The bleakness was starting to fade from his eyes, and he had put down the half-finished glass of whisky on the coffee-table beside him. ‘I don’t think of it as lust,’ she chided reprovingly. ‘Merely a case of physical attraction,’ she corrected with mock indignation, rewarded with a gleam of laughter in dark grey eyes.
‘Lust,’ he repeated drily. ‘But there was none of this—physical attraction,’ he teased her mockingly, ‘between you and Dick Crosby?’

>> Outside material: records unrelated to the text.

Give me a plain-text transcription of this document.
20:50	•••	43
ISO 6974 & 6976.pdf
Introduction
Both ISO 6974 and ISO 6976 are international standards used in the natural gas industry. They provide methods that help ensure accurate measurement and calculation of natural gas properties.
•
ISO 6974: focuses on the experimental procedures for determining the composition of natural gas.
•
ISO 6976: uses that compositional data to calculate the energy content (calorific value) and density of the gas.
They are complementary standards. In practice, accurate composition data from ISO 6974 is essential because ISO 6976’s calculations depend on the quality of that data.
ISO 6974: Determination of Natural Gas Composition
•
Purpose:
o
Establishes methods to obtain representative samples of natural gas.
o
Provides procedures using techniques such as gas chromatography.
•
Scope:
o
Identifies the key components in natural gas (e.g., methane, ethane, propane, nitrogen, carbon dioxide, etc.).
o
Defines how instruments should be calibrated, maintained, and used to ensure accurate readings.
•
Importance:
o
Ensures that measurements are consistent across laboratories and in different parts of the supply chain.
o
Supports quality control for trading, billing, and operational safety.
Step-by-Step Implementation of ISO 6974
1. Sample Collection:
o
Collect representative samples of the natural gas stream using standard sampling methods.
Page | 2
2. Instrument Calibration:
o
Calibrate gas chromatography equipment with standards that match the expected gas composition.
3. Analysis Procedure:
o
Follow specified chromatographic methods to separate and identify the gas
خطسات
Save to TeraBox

Another few moments of this nonsense and she would have the old Lucas back again, and not the man whose barely leashed savagery distressed her so much.
‘Hm—maybe a little,’ she conceded with exaggerated thought.
‘On his part, at least,’ Lucas taunted knowingly. ‘Weren’t you attracted to him, too?’ he asked interestedly.
‘He was very handsome, fun to be with,’ she conceded with a shrug.
‘And?’
‘And nothing,’ she dismissed lightly.
‘You liked him, he was fun to be with, you found him handsome, and yet—nothing?’ Lucas said disbelievingly.
‘Hm,’ she nodded, mischief gleaming in her eyes. ‘I had my doubts throughout the evening, but it was the kiss that finally convinced me,’ she said sadly, laughter lighting up her eyes beneath demurely lowered lashes.
Lucas sat forward, his elbows resting on his knees, a frown between his eyes. ‘The man has got to the age of—thirty-one, thirty-two——’
‘Thirty-one,’ she confirmed.
‘To the age of thirty-one, and is still a lousy kisser?’ he said incredulously.
‘On the contrary,’ she drawled, ‘he was a very experienced and accomplished kisser.’
‘But——’
‘There are kisses. And then there are kisses, Lucas,’ she explained meaningfully, knowing they wouldn’t be having this conversation at all if Lucas hadn’t drunk the unaccustomed whisky. In the past, he had always shown a cursory interest in her dates, but they had certainly never discussed these sort of intimacies!